We are a county without a hospital or emergency center, which means that the state tracking systems do not accurately depict our county data. It was also found that on a facility level, there is minimal tracking for HAIs in-house. We have established an open line of information-sharing and a full updated list of local partners that assist with our work. Program staff have also partnered with state HAI/AR to conduct ICAR assessment with the hope of identifying and solving any issues. Things that were addressed were medication storage, proper cleaning of glucometers, proper procedures when seeing a patient, and use of disinfectants. While we have done a multitude of activities to further our HAI/AR work, we have focused mostly on building partnerships with our long-term care facilities, primary care clinics, and state HAI/AR program.”

Networks with Public and Private Partners and Healthcare Facilities

“Our HAI/AR program staff has continued to see progress in our partnerships, old and new. While there are partners that we have been working side-by-side with for several years, there have also been new partnerships formed through our advanced work. CCHD has used this funding opportunity to grow our partner network and collaborate on how to best serve the facilities we work with. When working with our state HAI/AR over the last year, it was identified that local access to the National Healthcare Safety Network (NHSN) was limited and not typically explored. This led to further conversations with partner facilities to identify how they are currently, or should be, monitoring healthcare-associated infections and antibiotic resistance. This engaged a new level of conversations between us.

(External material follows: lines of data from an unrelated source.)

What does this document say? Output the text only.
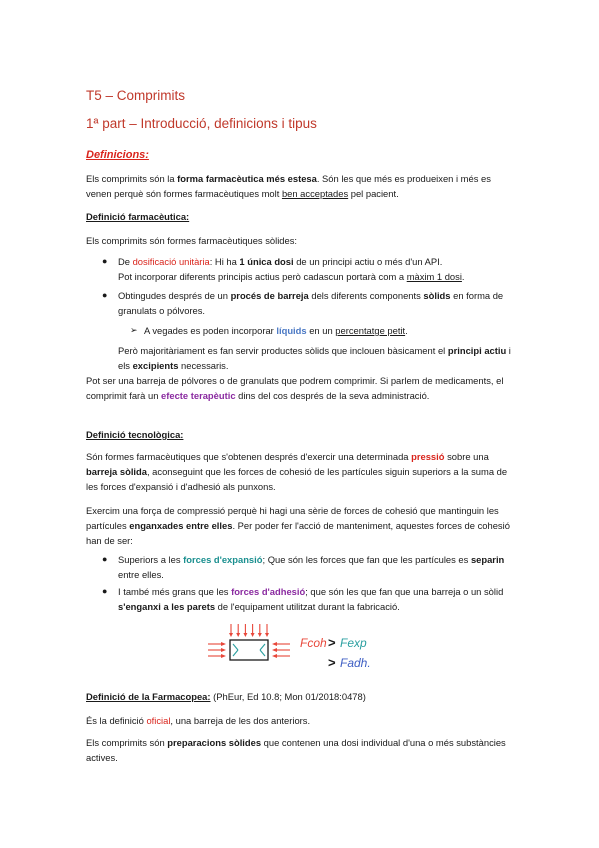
T5 – Comprimits
1ª part – Introducció, definicions i tipus
Definicions:
Els comprimits són la forma farmacèutica més estesa. Són les que més es produeixen i més es venen perquè són formes farmacèutiques molt ben acceptades pel pacient.
Definició farmacèutica:
Els comprimits són formes farmacèutiques sòlides:
● De dosificació unitària: Hi ha 1 única dosi de un principi actiu o més d'un API.
Pot incorporar diferents principis actius però cadascun portarà com a màxim 1 dosi.
● Obtingudes després de un procés de barreja dels diferents components sòlids en forma de granulats o pólvores.
➢ A vegades es poden incorporar líquids en un percentatge petit.
Però majoritàriament es fan servir productes sòlids que inclouen bàsicament el principi actiu i els excipients necessaris.
Pot ser una barreja de pólvores o de granulats que podrem comprimir. Si parlem de medicaments, el comprimit farà un efecte terapèutic dins del cos després de la seva administració.
Definició tecnològica:
Són formes farmacèutiques que s'obtenen després d'exercir una determinada pressió sobre una barreja sòlida, aconseguint que les forces de cohesió de les partícules siguin superiors a la suma de les forces d'expansió i d'adhesió als punxons.
Exercim una força de compressió perquè hi hagi una sèrie de forces de cohesió que mantinguin les partícules enganxades entre elles. Per poder fer l'acció de manteniment, aquestes forces de cohesió han de ser:
● Superiors a les forces d'expansió; Que són les forces que fan que les partícules es separin entre elles.
● I també més grans que les forces d'adhesió; que són les que fan que una barreja o un sòlid s'enganxi a les parets de l'equipament utilitzat durant la fabricació.
Fcoh > Fexp
> Fadh.
Definició de la Farmacopea: (PhEur, Ed 10.8; Mon 01/2018:0478)
És la definició oficial, una barreja de les dos anteriors.
Els comprimits són preparacions sòlides que contenen una dosi individual d'una o més substàncies actives.
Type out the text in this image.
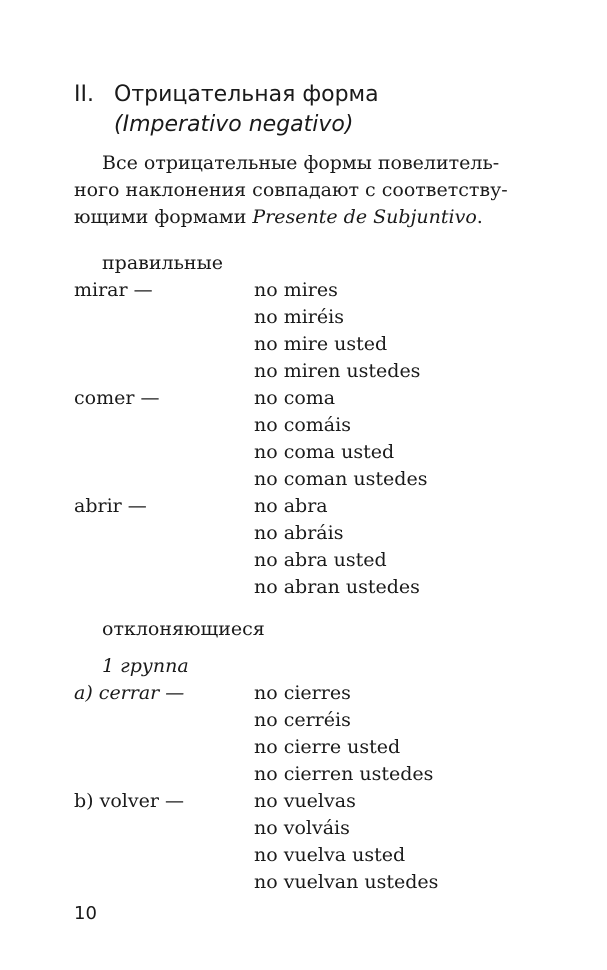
II. Отрицательная форма
(Imperativo negativo)

Все отрицательные формы повелитель-

ного наклонения совпадают с соответству-

ющими формами Presente de Subjuntivo.

правильные
mirar —	no mires
no miréis
no mire usted
no miren ustedes
comer —	no coma
no comáis
no coma usted
no coman ustedes
abrir —	no abra
no abráis
no abra usted
no abran ustedes
отклоняющиеся
1 группа
a) cerrar —	no cierres
no cerréis
no cierre usted
no cierren ustedes
b) volver —	no vuelvas
no volváis
no vuelva usted
no vuelvan ustedes
10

While we work well together now, the functional working relationship has not always been present. This was due to a lack of resources at the LHD level and a general lack of communication. It was during the COVID-19 pandemic that a new line of communication emerged. We improved communication with our local HAI/AR resources, as well as gathered local emergency preparedness resources. This became a great need in the midst of COVID-19 due to the all-hands-on-deck approach that was utilized.

We are very proud of the work that has been done and we look forward to making greater progress in the future. There is still plenty of work to be done, but we plan to continue our efforts. We have placed a lot of value on the continuation of our work, as it appears to be beneficial within our facilities. They are becoming more aware of prevention, mitigation, and treatment and taking necessary steps to be as informed as possible. As we continue to learn and be a resource, they will do the same.”